Bound For Glory
(Cowboy with a contract. ph. secret)
One of my shortcomings in movie blogging is talking about the social context of the narrative instead of how film delivers the narrative. This is true when I talk about historical pieces like “Bound For Glory”, that’s all I see.
As the caption in that screen shot says, Woody Guthrie is like a modern cowboy, with a twist! The film begins in Pampa, Texas, and no offense to anyone who lives there now but the film’s depiction of the town is fucking tumbleweeds. And this is the middle of country and a part that’s already considered “The West.” This isn’t a Brigham Young type of frontier-ism – the traditional West still isn’t good enough especially by the Depression, and an American can only expect to go further to succeed. And when he gets there he mingles with Oklahoman fruit pickers in California, gets his radio show, struggles with his union beliefs and fame and family.
Great cinematography, but of course I have a few complaints. The movie, like the real Woody, stayed too long in Texas and also a bit longer in the other places the character finds himself being. David Carradine does some good work playing a small town boy but comes short at making him sympathetic. He can’t juggle his beliefs and his family, a mid-20th century version of the workaholic dad who always misses his son’s big baseball game.

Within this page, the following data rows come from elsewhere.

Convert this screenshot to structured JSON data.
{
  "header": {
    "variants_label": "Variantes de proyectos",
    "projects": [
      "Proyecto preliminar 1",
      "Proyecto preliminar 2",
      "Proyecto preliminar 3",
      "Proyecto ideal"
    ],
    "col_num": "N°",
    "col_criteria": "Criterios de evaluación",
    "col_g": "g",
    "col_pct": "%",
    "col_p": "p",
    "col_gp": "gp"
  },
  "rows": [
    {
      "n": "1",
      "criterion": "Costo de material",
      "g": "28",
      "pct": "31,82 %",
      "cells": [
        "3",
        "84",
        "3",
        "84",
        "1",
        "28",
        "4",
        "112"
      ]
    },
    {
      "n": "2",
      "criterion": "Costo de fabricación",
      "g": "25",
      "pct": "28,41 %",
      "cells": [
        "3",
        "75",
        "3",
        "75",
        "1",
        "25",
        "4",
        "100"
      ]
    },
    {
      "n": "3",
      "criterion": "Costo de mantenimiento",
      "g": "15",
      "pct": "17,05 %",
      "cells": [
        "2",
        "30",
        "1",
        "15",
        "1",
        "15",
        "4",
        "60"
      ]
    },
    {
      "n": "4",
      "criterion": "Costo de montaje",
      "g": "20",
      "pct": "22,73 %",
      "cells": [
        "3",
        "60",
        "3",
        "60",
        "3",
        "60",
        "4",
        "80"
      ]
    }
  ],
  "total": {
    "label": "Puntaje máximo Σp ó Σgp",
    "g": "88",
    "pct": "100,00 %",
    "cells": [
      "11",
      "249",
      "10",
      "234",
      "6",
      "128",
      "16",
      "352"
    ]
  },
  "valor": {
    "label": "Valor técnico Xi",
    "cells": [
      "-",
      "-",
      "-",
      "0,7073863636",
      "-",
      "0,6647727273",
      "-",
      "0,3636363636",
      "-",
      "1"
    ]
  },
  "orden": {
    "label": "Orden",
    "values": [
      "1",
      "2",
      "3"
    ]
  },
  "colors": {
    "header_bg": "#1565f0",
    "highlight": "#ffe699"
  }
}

I’m still baffled yet in reverence of New Hollywood because they could make movies about socialism with jazz hands. The contradiction of being pro-union while working in a sponsored radio show isn’t stressed in the film, although that’s probably a more contemporary way of thinking. Tip: If someone wants to do an agenda movie, they can use the immigration in California in the 30’s and use Okies as a metaphor for the way Mexicans are treated today.